1. the effect of acetylcholine, d-tubocurarine and neostigmine on the electrical activity of Ascaris muscle cells, has been studied with intracellular microelectrodes. 2. Acetylcholine depolarizes the membrane surrounding the syncytial region of the muscle cells. the rest of the cell surface is not affected by this compound. It appears, therefore, that the acetylcholine receptors are located in the same area of the muscle where the rhythmic spontaneous spike potentials are generated. 3. Between 15 and 40 mV, the frequency of the spike potentials is an inverse function of the resting potential; no spike activity occurs outside those potential levels. 4. Although d-tubocurarine prevents the effect of externally applied acetylcholine, it does not block the firing of rhythmic spontaneous spike potentials, even at concentrations as high as 10⁻³ (w/v). 5. the effects of neostigmine are comparable to those of small concentrations of acetylcholine.
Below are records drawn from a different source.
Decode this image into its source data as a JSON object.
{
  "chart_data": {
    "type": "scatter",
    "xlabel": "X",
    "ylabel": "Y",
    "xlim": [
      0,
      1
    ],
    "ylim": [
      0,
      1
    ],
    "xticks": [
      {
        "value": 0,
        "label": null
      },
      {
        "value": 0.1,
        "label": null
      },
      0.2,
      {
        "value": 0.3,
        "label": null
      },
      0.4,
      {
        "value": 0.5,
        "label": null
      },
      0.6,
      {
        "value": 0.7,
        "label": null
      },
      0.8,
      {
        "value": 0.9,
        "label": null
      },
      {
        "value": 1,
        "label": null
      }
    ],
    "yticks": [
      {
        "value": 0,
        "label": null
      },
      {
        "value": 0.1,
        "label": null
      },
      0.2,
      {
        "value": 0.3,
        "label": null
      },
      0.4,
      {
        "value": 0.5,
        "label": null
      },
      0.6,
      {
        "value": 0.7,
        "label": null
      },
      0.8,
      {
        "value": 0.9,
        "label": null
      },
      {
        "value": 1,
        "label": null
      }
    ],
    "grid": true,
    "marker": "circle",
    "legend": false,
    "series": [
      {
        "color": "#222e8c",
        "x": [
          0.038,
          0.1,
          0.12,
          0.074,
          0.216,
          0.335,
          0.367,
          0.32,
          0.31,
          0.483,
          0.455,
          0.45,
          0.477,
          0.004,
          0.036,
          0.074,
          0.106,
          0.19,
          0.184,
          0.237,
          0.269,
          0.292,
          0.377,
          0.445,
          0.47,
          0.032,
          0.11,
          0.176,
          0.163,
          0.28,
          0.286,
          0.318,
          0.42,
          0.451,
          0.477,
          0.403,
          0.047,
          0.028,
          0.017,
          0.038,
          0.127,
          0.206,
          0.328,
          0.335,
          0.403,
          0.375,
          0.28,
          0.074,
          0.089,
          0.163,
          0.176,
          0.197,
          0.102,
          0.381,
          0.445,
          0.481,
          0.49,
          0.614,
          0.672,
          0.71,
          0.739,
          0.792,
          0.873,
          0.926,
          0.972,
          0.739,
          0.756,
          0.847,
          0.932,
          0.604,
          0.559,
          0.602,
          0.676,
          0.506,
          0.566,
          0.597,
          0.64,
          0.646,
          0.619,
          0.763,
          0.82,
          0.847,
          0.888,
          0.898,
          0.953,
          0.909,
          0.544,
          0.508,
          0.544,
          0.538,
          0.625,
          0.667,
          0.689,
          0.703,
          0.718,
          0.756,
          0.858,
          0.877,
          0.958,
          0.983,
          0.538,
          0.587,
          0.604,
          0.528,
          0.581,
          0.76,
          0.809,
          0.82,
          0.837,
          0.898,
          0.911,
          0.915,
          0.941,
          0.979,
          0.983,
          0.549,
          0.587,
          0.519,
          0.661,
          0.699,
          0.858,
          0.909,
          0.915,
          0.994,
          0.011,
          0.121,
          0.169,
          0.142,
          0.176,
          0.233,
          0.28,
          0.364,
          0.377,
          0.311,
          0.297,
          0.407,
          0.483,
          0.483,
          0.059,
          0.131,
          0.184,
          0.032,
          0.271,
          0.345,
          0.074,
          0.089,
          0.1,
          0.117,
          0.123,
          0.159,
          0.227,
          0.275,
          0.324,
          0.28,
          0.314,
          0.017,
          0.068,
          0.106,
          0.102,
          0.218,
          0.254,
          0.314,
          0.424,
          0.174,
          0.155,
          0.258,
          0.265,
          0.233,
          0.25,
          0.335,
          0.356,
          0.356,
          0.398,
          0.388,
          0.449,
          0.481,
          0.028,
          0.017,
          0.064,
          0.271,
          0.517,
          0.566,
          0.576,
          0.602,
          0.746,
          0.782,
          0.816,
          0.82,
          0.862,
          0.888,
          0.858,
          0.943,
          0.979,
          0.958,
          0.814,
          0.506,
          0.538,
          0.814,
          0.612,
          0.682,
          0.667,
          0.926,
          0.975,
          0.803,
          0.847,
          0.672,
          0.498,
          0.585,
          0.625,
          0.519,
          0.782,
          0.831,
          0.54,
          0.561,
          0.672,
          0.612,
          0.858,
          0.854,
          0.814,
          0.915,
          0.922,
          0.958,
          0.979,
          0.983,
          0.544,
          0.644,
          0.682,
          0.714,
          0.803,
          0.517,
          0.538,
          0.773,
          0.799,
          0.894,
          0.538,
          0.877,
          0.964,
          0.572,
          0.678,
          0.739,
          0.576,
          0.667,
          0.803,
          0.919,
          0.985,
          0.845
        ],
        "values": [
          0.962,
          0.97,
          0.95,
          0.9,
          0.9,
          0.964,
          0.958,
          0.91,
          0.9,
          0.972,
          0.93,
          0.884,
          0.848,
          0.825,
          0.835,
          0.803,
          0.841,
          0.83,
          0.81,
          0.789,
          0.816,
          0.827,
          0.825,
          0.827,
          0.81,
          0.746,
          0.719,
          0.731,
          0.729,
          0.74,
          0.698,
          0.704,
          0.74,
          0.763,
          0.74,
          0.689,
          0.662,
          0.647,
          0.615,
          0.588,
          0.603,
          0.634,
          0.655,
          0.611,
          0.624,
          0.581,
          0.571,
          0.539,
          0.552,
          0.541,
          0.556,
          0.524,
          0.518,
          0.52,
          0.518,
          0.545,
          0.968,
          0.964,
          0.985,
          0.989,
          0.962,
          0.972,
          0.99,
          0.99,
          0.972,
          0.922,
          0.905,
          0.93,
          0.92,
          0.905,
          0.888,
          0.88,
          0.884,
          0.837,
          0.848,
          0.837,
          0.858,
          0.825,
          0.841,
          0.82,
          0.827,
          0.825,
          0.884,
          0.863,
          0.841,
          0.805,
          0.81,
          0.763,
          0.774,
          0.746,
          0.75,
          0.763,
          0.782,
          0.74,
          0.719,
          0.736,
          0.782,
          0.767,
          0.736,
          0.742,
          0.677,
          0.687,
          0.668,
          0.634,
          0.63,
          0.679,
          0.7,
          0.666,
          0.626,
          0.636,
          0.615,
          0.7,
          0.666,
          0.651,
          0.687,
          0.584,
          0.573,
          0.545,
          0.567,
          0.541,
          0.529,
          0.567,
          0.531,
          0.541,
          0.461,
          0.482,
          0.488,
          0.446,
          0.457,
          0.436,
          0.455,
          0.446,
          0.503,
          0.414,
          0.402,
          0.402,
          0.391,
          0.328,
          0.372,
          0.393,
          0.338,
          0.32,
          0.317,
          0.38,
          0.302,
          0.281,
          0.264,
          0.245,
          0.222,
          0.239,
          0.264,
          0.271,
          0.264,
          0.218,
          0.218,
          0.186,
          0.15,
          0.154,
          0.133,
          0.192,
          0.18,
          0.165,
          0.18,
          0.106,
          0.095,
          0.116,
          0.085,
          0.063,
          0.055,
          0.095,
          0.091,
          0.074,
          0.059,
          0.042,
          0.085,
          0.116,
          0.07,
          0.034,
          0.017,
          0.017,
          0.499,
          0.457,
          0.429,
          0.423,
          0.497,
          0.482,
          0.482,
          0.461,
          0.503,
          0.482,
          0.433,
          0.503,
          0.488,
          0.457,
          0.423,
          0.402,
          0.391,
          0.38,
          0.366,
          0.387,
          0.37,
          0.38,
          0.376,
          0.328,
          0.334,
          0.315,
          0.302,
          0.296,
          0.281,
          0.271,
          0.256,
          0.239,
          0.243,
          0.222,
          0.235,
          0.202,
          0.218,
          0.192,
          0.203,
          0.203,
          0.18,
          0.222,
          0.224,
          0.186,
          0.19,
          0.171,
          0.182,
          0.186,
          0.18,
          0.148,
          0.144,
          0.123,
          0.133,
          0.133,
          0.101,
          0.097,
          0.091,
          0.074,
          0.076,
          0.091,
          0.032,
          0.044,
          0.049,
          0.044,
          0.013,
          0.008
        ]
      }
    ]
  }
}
On the other hand, the administration of d-tubocurarine in the absence of externally applied acetylcholine increases slightly the resting potential, and may decrease the frequency and amplitude of the spike potentials. 6. the pharmacological actions of neostigmine and d-tubocurarine suggest that small amounts of acetylcholine, or a closely related choline ester, act most of the time on the muscle syncytium, decreasing the resting potential and increasing the rate of the spike potentials. 7. These results suggest: (a) that the spike potentials recorded from Ascaris muscle are due the oscillatory activity of the muscle membrane itself, rather than being generated by nervous pacemakers; (b) that acetylcholine plays the role of a modulatory “accelerating”, neurohormone, rather than that of a chemical transmitter involved in the one-to-one transfer of impulses from nerve cord to muscle.